Our patient, a 23-year-old, previously healthy motor mechanic, presented to our hospital with decompensated cirrhosis. His history revealed chronic occupational exposure to gasoline via the oral route due to a malpractice in cleaning vehicle carburetors. A comprehensive workup ruled out other etiologies for cirrhosis. His liver biopsy confirmed established cirrhosis. His long-term occupational gasoline exposure and clinical course led us to a diagnosis of possible HC-LI leading to decompensated cirrhosis. Although not conclusively proven in this case, in the absence of other etiology and owing to our patient’s chronic exposure to a well-known hepatotoxic agent with a compatible time course, we were led to the possibility of a clinical diagnosis of gasoline-induced chronic liver injury.
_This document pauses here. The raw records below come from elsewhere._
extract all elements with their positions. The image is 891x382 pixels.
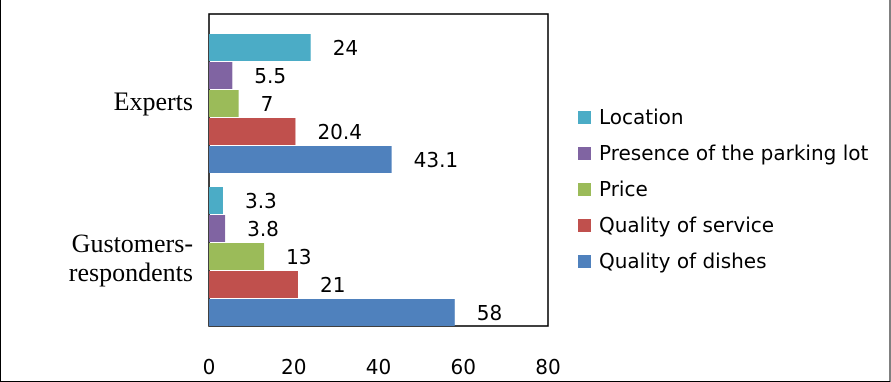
legend-swatch — [578, 111, 591, 124]
x-tick-label: 60 — [451, 355, 476, 379]
legend-label: Price — [599, 177, 648, 201]
bar-quality-of-service-experts — [209, 118, 296, 145]
legend-swatch — [578, 147, 591, 160]
legend-swatch — [578, 255, 591, 268]
data-label: 3.8 — [247, 217, 279, 241]
data-label: 3.3 — [245, 189, 277, 213]
x-axis-tick-labels: 0 20 40 60 80 — [203, 355, 561, 379]
bar-quality-of-dishes-experts — [209, 146, 392, 173]
data-label: 13 — [286, 245, 311, 269]
bar-location-customers — [209, 187, 223, 214]
data-labels-group: 24 5.5 7 20.4 43.1 3.3 3.8 13 21 58 — [245, 36, 502, 325]
bar-quality-of-service-customers — [209, 271, 298, 298]
legend-label: Presence of the parking lot — [599, 141, 869, 165]
category-label: Experts — [114, 87, 193, 116]
bar-price-experts — [209, 90, 239, 117]
category-labels-group: Experts Gustomers-respondents — [69, 87, 193, 287]
data-label: 43.1 — [414, 148, 459, 172]
x-tick-label: 0 — [203, 355, 216, 379]
category-label: Gustomers- — [72, 229, 193, 258]
x-tick-label: 20 — [281, 355, 306, 379]
data-label: 58 — [477, 301, 502, 325]
legend-label: Location — [599, 105, 684, 129]
data-label: 20.4 — [317, 120, 362, 144]
legend-label: Quality of service — [599, 213, 774, 237]
category-label: respondents — [69, 258, 193, 287]
bar-presence-of-the-parking-lot-customers — [209, 215, 226, 242]
bar-quality-of-dishes-customers — [209, 299, 455, 326]
bar-presence-of-the-parking-lot-experts — [209, 62, 233, 89]
bars-group — [209, 34, 455, 326]
legend: Location Presence of the parking lot Price… — [578, 105, 869, 273]
data-label: 7 — [261, 92, 274, 116]
bar-location-experts — [209, 34, 311, 61]
x-tick-label: 40 — [366, 355, 391, 379]
bar-price-customers — [209, 243, 265, 270]
data-label: 21 — [320, 273, 345, 297]
data-label: 5.5 — [254, 64, 286, 88]
legend-swatch — [578, 183, 591, 196]
legend-swatch — [578, 219, 591, 232]
legend-label: Quality of dishes — [599, 249, 767, 273]
data-label: 24 — [333, 36, 358, 60]
x-tick-label: 80 — [535, 355, 560, 379]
Numerous studies have suggested exposure to hydrocarbons, especially halogenated hydrocarbons, as a cause of hepatotoxicity [8, 9]. Our patient fulfilled all diagnostic criteria for HC-LI [6]. The unique route of exposure through chronic low-grade ingestion and the patient’s occupation indirectly related to exposure to petroleum products differentiated the present case from previously reported cases of HC-LI. HC-LI is rarely diagnosed, because it is not commonly suspected [5]. Therefore, taking a detailed history and maintaining a high index of clinical suspicion are needed for the diagnosis of HC-LI. This case highlights the consequences of occupational malpractice-related HC-LI, which can easily be prevented by health education among potentially exposed workers in high-risk work environments.

Conclusions

Chronic exposure to gasoline leading to HC-LI should be considered as an etiological factor for the development of cirrhosis in workers in occupations with possible exposure. Taking a detailed occupational history is necessary to establish HC-LI because this entity is underestimated and commonly missed in clinical practice. Because many young people in the economically productive age group are engaged in high-risk occupational activities, we suggest increasing awareness regarding mishandling of petroleum-based products to prevent the development of HC-LI and to reduce the burden on health care systems.